The same principle is laid down in "Wait’s Actions- and Defenses, vol. 5, page 51, where it is said: “The law as now understood, holds him liable only when he takes such children into his own family and keeps them as part thereof.” See cases cited.

This is precisely the case we have in this record. It cannot be held, that while he had thus taken upon himself the legal obligation to support these children, that at the same time there was also a right on his part, with no promise to that effect executed from any one, to pay for it, that he at the same time acquired the right to demand to be reimbursed out of the estate of the child. This would be to impose a legal duty, and at the same time release the party practically from it, by requiring repayment of any expense incurred in its performance.

While it is conceded, as argued by counsel, that the performance of this duty may be a good consideration for a promise on the part of the child after *567it arrives at years of maturity, this excludes the idea of such liability before such' promise, if such liability existed, there would be no need for the after promise. The cases referred to, 2 Mass., 415, and 4 Mass., 675, as we understand them, do not decide the contrary.
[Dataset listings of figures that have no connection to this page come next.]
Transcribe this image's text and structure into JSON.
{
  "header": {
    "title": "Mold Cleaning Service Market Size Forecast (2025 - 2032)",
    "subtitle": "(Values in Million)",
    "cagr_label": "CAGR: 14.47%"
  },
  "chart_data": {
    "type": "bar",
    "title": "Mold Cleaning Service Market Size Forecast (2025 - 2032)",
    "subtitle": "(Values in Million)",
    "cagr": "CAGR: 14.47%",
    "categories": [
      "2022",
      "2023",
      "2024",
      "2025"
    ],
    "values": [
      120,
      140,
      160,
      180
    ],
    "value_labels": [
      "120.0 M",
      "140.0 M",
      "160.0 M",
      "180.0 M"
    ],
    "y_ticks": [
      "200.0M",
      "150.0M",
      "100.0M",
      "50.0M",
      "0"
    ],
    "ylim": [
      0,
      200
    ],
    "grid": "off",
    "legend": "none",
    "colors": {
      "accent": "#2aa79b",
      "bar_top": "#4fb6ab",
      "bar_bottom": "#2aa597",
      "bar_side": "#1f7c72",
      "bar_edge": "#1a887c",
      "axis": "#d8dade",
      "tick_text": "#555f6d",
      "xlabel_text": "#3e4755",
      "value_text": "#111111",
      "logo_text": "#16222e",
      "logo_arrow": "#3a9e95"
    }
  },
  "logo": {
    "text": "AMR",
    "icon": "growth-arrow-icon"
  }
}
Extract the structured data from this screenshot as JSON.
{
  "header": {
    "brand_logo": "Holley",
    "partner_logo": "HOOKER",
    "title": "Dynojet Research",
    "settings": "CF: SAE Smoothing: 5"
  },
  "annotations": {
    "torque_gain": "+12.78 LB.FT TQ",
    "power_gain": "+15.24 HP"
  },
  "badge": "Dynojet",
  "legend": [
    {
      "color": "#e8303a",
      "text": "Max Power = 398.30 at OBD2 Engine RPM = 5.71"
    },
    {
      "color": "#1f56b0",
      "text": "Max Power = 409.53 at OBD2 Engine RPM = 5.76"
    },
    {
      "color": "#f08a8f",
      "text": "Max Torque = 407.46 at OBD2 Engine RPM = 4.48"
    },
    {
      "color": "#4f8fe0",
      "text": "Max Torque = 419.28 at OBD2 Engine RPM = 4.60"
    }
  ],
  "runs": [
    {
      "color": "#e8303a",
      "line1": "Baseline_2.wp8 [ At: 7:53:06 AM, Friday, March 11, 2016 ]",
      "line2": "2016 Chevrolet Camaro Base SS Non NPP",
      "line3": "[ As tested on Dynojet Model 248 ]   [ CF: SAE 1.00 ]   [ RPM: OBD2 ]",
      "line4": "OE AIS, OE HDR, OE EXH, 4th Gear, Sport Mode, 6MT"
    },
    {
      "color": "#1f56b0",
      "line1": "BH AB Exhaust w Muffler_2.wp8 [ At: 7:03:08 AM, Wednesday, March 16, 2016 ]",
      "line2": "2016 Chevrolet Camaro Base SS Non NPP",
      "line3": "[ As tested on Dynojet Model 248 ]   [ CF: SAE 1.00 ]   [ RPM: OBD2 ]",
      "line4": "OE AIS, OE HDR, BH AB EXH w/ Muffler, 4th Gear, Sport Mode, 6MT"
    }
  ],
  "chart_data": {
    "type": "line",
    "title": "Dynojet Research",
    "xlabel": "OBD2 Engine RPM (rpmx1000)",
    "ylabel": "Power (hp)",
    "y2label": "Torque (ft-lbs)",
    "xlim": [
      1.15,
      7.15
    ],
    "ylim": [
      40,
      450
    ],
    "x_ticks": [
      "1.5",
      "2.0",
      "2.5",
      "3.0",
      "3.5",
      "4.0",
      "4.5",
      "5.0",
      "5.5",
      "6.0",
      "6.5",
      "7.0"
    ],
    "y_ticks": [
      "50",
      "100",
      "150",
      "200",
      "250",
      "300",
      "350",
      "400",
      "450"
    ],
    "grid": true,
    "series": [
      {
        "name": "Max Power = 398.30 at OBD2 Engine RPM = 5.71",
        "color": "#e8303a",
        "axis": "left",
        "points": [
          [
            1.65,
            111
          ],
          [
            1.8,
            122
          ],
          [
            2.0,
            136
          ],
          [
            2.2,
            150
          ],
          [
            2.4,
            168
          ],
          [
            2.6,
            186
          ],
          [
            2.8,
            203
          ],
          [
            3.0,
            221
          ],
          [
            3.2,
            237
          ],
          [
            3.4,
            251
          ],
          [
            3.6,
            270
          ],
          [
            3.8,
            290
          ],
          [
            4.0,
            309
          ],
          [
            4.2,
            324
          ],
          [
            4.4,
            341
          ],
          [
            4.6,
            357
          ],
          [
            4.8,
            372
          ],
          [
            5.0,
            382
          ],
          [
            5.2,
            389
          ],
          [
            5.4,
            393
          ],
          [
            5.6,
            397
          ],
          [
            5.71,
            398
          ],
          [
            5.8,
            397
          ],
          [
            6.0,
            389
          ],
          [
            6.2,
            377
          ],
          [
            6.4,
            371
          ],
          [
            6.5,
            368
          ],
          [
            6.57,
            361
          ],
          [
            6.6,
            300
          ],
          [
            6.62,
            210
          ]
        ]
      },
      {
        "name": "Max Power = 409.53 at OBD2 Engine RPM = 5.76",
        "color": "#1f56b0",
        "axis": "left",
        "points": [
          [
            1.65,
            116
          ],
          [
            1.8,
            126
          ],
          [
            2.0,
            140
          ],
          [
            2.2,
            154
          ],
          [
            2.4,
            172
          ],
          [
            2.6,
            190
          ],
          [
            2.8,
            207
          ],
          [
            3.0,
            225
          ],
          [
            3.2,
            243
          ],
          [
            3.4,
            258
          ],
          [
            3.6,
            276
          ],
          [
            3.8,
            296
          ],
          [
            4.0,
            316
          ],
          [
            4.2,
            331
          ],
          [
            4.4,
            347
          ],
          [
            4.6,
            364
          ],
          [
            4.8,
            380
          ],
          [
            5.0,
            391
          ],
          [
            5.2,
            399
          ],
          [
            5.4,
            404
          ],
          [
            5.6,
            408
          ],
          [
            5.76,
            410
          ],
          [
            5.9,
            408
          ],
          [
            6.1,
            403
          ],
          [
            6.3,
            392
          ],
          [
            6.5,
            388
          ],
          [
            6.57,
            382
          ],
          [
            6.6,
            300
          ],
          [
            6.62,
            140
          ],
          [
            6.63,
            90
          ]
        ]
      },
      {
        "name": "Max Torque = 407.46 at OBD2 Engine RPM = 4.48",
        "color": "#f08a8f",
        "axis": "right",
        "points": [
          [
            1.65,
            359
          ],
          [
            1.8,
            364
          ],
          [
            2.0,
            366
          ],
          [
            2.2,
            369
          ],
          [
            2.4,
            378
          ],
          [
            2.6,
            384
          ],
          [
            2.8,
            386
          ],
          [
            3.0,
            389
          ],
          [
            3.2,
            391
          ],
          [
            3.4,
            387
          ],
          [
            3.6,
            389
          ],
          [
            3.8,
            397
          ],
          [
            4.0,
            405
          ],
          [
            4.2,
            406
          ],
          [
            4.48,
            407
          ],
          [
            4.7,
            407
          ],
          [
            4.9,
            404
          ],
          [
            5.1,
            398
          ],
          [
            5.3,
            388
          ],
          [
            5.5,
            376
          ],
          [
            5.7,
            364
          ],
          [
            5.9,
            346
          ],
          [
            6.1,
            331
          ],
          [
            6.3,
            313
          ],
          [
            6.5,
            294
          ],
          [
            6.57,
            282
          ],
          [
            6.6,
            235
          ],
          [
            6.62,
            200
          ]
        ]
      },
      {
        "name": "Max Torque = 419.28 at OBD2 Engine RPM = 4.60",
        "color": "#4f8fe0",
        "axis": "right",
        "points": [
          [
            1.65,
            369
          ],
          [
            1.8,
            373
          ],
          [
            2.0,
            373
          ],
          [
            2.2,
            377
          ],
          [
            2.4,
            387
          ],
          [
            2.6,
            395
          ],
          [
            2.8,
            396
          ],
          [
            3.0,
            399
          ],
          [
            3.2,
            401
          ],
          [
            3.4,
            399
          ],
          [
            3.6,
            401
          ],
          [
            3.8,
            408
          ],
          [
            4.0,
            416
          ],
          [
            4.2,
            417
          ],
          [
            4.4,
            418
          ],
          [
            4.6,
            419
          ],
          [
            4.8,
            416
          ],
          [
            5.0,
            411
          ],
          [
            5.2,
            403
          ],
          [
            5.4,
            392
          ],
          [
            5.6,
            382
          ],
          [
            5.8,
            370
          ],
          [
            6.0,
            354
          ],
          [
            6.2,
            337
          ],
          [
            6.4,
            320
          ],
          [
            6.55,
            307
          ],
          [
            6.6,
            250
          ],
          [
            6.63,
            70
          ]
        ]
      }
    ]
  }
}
It is also well settled law, that if a father is not .able to support and educate his children in a manner suitable to their fortune or expectation, an allowance will be made by a court of chancery out of the infant’s estate for those purposes: See Wait’s Actions and Defenses, vol. 5, page 52.

We have not that case before us. On the contrary, the case is a claim made after the death of the ward, and fifteen years after the service commenced, and is specifically put on the ground of a contract and agreement on the part of the guardian to pay; no application to have the fund in the hands of the ward appropriated to expenses was ever- made in her lifetime except for the $175, and that paid, no more claimed or promised.

Under these circumstances, we think the chancellor was correct in dismissing the bill, and Referees cor-" rect in their report, and the same will be affirmed with costs.